Bataille sugere que o mandamento “não
matarás” contemplava os animais nos primórdios da humanidade. Para o autor, as
cenas de caçadas presentes em cavernas não se explicam pela esperança de que a
representação do objeto desejado contribuísse para a realização do desejo. As
pinturas nas cavernas seriam tentativas de expiar a culpa dos homens pelos
crimes cometidos contra os animais: “As imagens das cavernas teriam por
objetivo representar o momento em que, diante do animal, a morte necessária, ao
mesmo tempo condenável, revelava a ambuiguidade religiosa da vida: da vida que
o homem angustiado recusa e que, no entanto, ele realiza na superação
maravilhosa de sua recusa.”
Se o “não matarás” contempla os animais,
Descartes está condenado na terceira instância. Mas há um atenuante. Por mais
paradoxal que possa parecer, o imenso desenvolvimento das forças produtivas,
representado também por Descartes, é o que pode permitir, um dia, a
reconciliação do homem com o meio e, por tabela, com os animais. A separação
dos saberes, que começou pouco depois do filósofo francês, e o intenso
desenvolvimento tecnológico que se seguiu, certamente ampliaram o morticínio
animal, mas podem possibilitar o contrário, ou seja, podem possibilitar que a
denúncia de Elizabeth Costello prevaleça sobre as justificativas de Rene Descartes.
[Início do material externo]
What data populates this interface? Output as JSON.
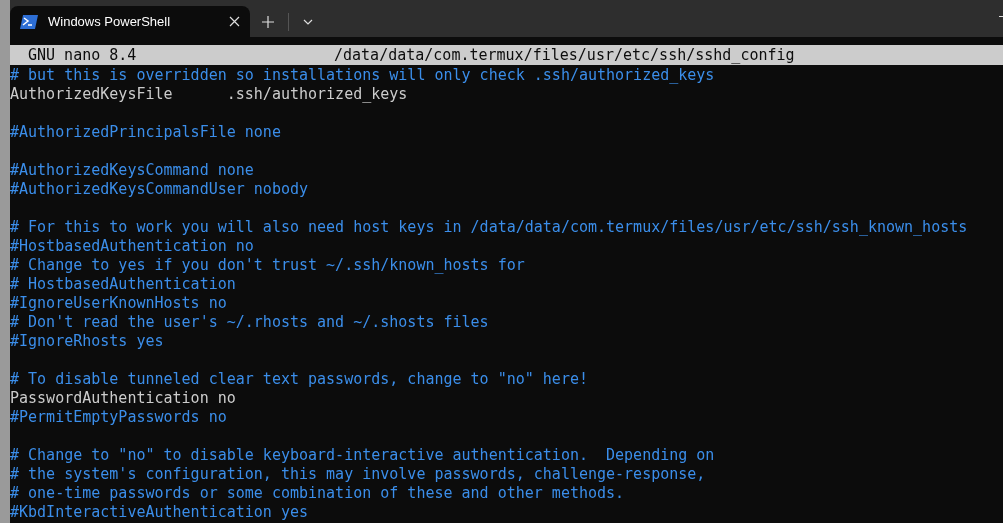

O intenso desenvolvimento das forças produtivas permite, atualmente, que homens
e mulheres se recusem a comer carne animal e a transformar bichos em
engrenagens, o que reduz o morticínio. Se Bataille estiver correto, os
primeiros homens carregaram a culpa pelos crimes que consideravam que haviam cometido
contra os animais. Descartes transformou os animais em engrenagens nos
primórdios do capitalismo, aparentemente sem peso na consciência. Mas o homem
futuro, se derrotar o capital e controlar as forças produtivas, poderá estabelecer
outras relações com o meio e com os animais. Para os primeiros homens não havia
opção, só restou conviver com a culpa. As desculpas por Descartes seriam então,
em alguma medida, também desculpas pelos primeiros homens. Mas, para os homens futuros, se abrem outras
possibilidades, possibilidades que começam a se apresentar no presente. E, se é
assim, Descartes, em alguma medida, é parte da possibilidade de libertação: seriam
as melhores desculpas. São as ambiguidades da vida.